Heating benzene with conc. sulphuric acid for a few hours results in the formation of benzenesulphonic acid. This reaction is an electrophilic substitution reaction.
Which is the nitro group in the nitration of benzene?
The nitration of benzene is another example of an electrophilic aromatic substitution reaction. In this reaction, a hydrogen atom on the benzene ring is substituted with a nitro group (-NO 2 ).
How does the nitronium ion react with benzene?
This leads to the cleavage of the bond between the nitrogen and the protonated oxygen, with the electrons going onto the oxygen (neutralizing the charge), and releasing water. This forms the electrophilic nitronium ion required for reaction with benzene: With the nitronium ion electrophile formed, it can react with the benzene ring.

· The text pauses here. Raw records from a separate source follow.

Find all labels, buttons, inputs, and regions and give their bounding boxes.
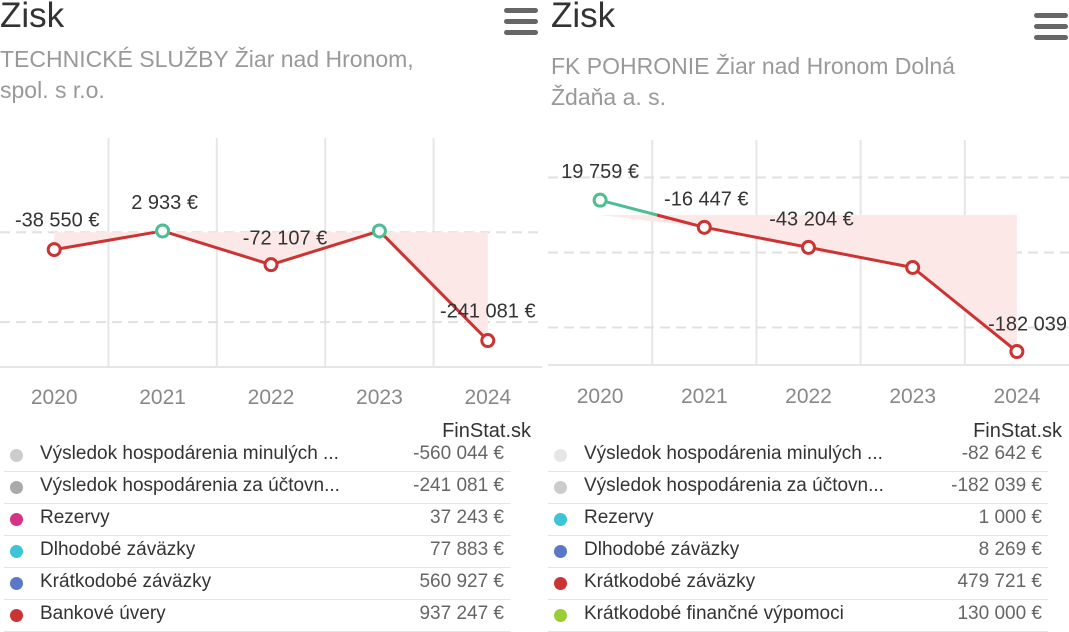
x-tick-label: 2022 [785, 385, 832, 408]
legend-row: Dlhodobé záväzky 8 269 € [548, 536, 1048, 568]
x-tick-label: 2024 [464, 386, 511, 409]
legend-row: Rezervy 1 000 € [548, 504, 1048, 536]
x-tick-label: 2021 [139, 386, 186, 409]
legend-dot-icon [554, 609, 567, 622]
legend-row: Výsledok hospodárenia minulých ... -82 64… [548, 440, 1048, 472]
line-chart: -38 550 € 2 933 € -72 107 € -241 081 € 2020 2… [0, 138, 542, 409]
legend-label: Rezervy [584, 507, 654, 528]
legend-row: Krátkodobé finančné výpomoci 130 000 € [548, 600, 1048, 632]
legend-row: Dlhodobé záväzky 77 883 € [4, 536, 510, 568]
legend-dot-icon [554, 545, 567, 558]
negative-area [54, 232, 488, 341]
legend-value: -82 642 € [961, 443, 1042, 464]
legend-row: Krátkodobé záväzky 479 721 € [548, 568, 1048, 600]
legend-row: Bankové úvery 937 247 € [4, 600, 510, 632]
data-point [480, 333, 496, 349]
legend-dot-icon [10, 577, 23, 590]
series-line-segment [911, 266, 1018, 353]
legend-label: Dlhodobé záväzky [584, 539, 740, 560]
data-label: -16 447 € [664, 188, 749, 210]
data-point [371, 223, 387, 239]
legend-label: Výsledok hospodárenia za účtovn... [584, 475, 884, 496]
legend-dot-icon [554, 449, 567, 462]
legend-dot-icon [10, 481, 23, 494]
data-point [46, 242, 62, 258]
legend-dot-icon [554, 577, 567, 590]
legend-dot-icon [554, 513, 567, 526]
data-label: 2 933 € [131, 192, 198, 214]
data-label: 19 759 € [561, 161, 639, 183]
legend-value: 37 243 € [430, 507, 504, 528]
data-label: -38 550 € [15, 210, 100, 232]
legend-dot-icon [10, 609, 23, 622]
legend-label: Dlhodobé záväzky [40, 539, 196, 560]
chart-subtitle: TECHNICKÉ SLUŽBY Žiar nad Hronom, spol. … [0, 46, 414, 103]
chart-panel-left: Zisk TECHNICKÉ SLUŽBY Žiar nad Hronom, s… [0, 0, 542, 632]
chart-title: Zisk [0, 0, 65, 35]
legend-label: Bankové úvery [40, 603, 166, 624]
line-chart: 19 759 € -16 447 € -43 204 € -182 039 € 2020… [548, 140, 1069, 408]
data-label: -72 107 € [243, 228, 328, 250]
legend-value: 479 721 € [957, 571, 1042, 592]
x-tick-label: 2024 [994, 385, 1041, 408]
series-line-segment [379, 231, 489, 342]
legend-label: Výsledok hospodárenia minulých ... [584, 443, 883, 464]
data-point [801, 239, 816, 255]
legend-row: Rezervy 37 243 € [4, 504, 510, 536]
negative-area [600, 215, 1017, 352]
legend-dot-icon [554, 481, 567, 494]
legend-value: 560 927 € [419, 571, 504, 592]
series-line-segment [599, 198, 658, 217]
x-tick-label: 2021 [681, 385, 728, 408]
legend-label: Výsledok hospodárenia minulých ... [40, 443, 339, 464]
menu-icon[interactable] [504, 8, 538, 36]
series-line-segment [166, 230, 272, 267]
data-label: -43 204 € [769, 208, 854, 230]
legend-label: Výsledok hospodárenia za účtovn... [40, 475, 340, 496]
legend-value: 77 883 € [430, 539, 504, 560]
legend-value: 130 000 € [957, 603, 1042, 624]
data-point [696, 219, 712, 235]
menu-icon[interactable] [1034, 13, 1068, 41]
source-label: FinStat.sk [973, 420, 1062, 442]
x-tick-label: 2020 [577, 385, 624, 408]
legend-label: Rezervy [40, 507, 110, 528]
x-tick-label: 2020 [31, 386, 78, 409]
data-point [1009, 344, 1025, 360]
legend-dot-icon [10, 449, 23, 462]
data-point [155, 223, 171, 239]
chart-title: Zisk [551, 0, 616, 35]
legend-value: -560 044 € [413, 443, 504, 464]
legend-value: 937 247 € [419, 603, 504, 624]
legend-value: 8 269 € [978, 539, 1042, 560]
series-line-segment [704, 225, 809, 249]
series-line-segment [270, 230, 376, 267]
chart-subtitle: FK POHRONIE Žiar nad Hronom Dolná Ždaňa … [551, 53, 955, 110]
legend-row: Krátkodobé záväzky 560 927 € [4, 568, 510, 600]
series-line-segment [656, 213, 705, 229]
legend-label: Krátkodobé záväzky [40, 571, 212, 592]
legend-row: Výsledok hospodárenia minulých ... -560 0… [4, 440, 510, 472]
x-tick-label: 2022 [248, 386, 295, 409]
legend-row: Výsledok hospodárenia za účtovn... -241 0… [4, 472, 510, 504]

Which is a better electrophile nitric acid or benzene?
As with other electrophilic aromatic substitution reactions, the benzene ring acts as a nucleophile. However, nitric acid (HNO 3) is not a very good electrophile (nor is benzene a very good nucleophile). Sulfuric acid (H 2 SO 4) helps overcome this by converting nitric acid into nitronium ions (NO 2+ ), which are much better electrophiles.
How does Nitro break the C-H bond in benzene?
This is accomplished by removing the hydrogen atom on the benzene carbon bonded to the new nitro group. The water molecule released earlier can act as a base, donating a lone pair to this hydrogen, breaking the C-H bond, and re-forming the double bond in the benzene ring (or more accurately, re-establishing the aromaticity of the benzene ring).